Ceknricek.com – TAHUN ini betul-betul lebaran istimewa. Buat para PNS, pensiunan, dan anggota TNI/Polri. Ini berkat PP 18 tahun 2018 yang sudah ditanda tangani Presiden Jokowi.
Maklum, PP itu telah memastikan mereka mendapat Tunjangan Hari Raya (THR) sebesar sebulan take home pay.
Puji syukur. Sebab, tahun lalu, mereka—di luar para pensiunan yang sama sekali tidak memperoleh THR— cuma menerima THR sebesar gaji pokok.
Makanya, para aparat sipil negeri (ASN), TNI/Polri dan pensiunan, jelas bergembira ria. Tapi, para kepala daerah tampaknya resah. Itu karena mereka harus bekerja cepat dan mencari jalan untuk bisa memenuhi PP yang baru terbit dua minggu lalu itu.
Masalahnya jelas. Hampir semua kepala daerah sebelumnya cuma mengalokasikan besar THR sebesar gaji pokok. “APBD kami disahkan November 2017. Dan kami mematokkan besar THR 2018 dan gaji ke-13 sebesar gaji pokok. Sekarang, ada perintah dari Pusat, besarnya sebesar take home pay. Yah, kami terpaksa harus sesuaikan,” kata Bupati Mangarai, NTT Dr Deno Kamelus kepada ceknricek.com Senin malam (4/6/18).
Dia bersama staf mengaku sempat repot merespon perintah presiden dan menteri keuangan itu. “Terpaksa nanti ada deviasi dalam anggaran. Karena kami harus mengeluarkan anggaran lebih besar. Apalagi, THR harus sudah diberikan Minggu pertama Juni (sebelum libur lebaran). Sedangkan gaji ke 13 harus diberikan pada bulan Juli,” tambah Deno Kamelus. Konsekuensi putusan ini, mereka memang harus menggeser alokasi anggaran. Dan itu jelas, bisa bermasalah jika tak sempat dibahas dengan DPRD. “Kamikan harus melaksanakan kebijaksaan pemerintah Pusat dengan cepat.

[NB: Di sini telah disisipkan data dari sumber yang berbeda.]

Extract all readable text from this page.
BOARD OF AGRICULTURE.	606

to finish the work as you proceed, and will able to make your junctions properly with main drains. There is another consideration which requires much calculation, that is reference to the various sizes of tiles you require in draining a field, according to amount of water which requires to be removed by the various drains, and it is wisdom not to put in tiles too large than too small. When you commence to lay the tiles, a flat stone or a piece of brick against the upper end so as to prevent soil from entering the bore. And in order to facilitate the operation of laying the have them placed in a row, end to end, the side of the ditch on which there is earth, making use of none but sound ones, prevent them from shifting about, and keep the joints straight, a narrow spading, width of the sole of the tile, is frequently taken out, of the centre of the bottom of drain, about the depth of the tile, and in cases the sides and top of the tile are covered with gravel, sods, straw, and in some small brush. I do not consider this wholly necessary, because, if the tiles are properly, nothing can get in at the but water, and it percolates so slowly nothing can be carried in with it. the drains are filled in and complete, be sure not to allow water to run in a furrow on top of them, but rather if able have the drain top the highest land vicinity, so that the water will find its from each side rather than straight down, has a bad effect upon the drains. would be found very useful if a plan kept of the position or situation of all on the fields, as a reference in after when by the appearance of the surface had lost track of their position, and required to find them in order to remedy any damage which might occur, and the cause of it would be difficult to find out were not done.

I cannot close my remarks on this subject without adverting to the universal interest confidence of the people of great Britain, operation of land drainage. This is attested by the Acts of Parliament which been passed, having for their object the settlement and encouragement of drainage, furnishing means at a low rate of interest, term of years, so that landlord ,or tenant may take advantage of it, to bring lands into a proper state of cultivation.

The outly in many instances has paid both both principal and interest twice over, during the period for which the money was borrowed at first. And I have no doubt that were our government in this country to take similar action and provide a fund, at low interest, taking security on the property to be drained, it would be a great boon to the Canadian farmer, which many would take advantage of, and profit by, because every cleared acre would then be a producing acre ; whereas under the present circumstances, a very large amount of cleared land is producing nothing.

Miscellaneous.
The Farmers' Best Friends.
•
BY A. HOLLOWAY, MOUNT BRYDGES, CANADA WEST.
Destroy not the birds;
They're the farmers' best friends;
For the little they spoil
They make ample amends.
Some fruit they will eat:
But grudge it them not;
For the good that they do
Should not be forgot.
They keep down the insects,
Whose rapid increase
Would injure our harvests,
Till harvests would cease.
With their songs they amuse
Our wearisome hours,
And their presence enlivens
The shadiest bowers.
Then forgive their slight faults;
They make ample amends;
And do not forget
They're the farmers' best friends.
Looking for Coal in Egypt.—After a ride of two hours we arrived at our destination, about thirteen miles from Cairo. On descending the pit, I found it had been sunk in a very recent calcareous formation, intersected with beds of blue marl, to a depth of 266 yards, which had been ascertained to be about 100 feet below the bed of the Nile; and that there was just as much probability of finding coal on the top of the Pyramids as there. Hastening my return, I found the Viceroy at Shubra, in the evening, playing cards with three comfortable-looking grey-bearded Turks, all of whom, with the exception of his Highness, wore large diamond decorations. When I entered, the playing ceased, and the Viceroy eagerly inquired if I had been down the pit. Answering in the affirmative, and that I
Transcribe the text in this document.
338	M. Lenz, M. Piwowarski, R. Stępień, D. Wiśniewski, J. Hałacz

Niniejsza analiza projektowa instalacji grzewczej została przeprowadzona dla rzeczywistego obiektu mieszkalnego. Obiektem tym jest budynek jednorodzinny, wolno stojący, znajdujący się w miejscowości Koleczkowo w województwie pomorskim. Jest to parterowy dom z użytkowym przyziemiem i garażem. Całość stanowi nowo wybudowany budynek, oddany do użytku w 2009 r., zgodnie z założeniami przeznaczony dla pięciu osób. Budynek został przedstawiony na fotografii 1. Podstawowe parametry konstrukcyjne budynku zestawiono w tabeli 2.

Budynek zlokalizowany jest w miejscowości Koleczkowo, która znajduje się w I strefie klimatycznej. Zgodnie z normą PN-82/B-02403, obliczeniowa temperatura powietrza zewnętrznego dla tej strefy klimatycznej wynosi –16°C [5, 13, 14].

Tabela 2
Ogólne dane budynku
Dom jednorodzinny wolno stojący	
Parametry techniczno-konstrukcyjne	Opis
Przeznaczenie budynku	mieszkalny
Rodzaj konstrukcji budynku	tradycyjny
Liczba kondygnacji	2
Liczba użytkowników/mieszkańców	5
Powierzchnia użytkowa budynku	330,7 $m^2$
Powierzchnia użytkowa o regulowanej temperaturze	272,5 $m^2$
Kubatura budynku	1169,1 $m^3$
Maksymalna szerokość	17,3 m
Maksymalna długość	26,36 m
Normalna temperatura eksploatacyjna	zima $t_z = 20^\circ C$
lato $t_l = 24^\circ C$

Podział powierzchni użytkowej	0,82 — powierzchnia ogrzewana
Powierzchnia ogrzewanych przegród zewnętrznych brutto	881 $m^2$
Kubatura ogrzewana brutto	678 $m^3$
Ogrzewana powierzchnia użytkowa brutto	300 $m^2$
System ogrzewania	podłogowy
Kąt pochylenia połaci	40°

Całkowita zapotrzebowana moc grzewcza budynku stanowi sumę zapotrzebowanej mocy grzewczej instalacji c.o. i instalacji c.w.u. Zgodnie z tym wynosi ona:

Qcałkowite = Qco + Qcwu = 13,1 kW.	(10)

Makanya, supaya aman, kami mengharapkan Pusat segera mengeluarkan Juknis (petunjuk teknis)nya,” ujar Deno.
Bupati tetangganya juga di NTT, yaitu di Kabupaten Sikka Drs Paulus Nong juga bereaksi sama. “Saya menduga semua kepala daerah mengalami problem yang sama. “Harus mencari tambahan anggaran untuk bisa memenuhi PP 18/2018. Ini jelas beban buat kami,” kata Pelaksana Tugas Bupati Sikka itu. Toh, dengan segala problem, misalnya, karena penerimaan asli daerah (PAD) yang relatif kecil sekitar Rp 60 milyar, Paulus mengatakan mereka tetap akan menjalankan peraturan pemerintah pusat itu.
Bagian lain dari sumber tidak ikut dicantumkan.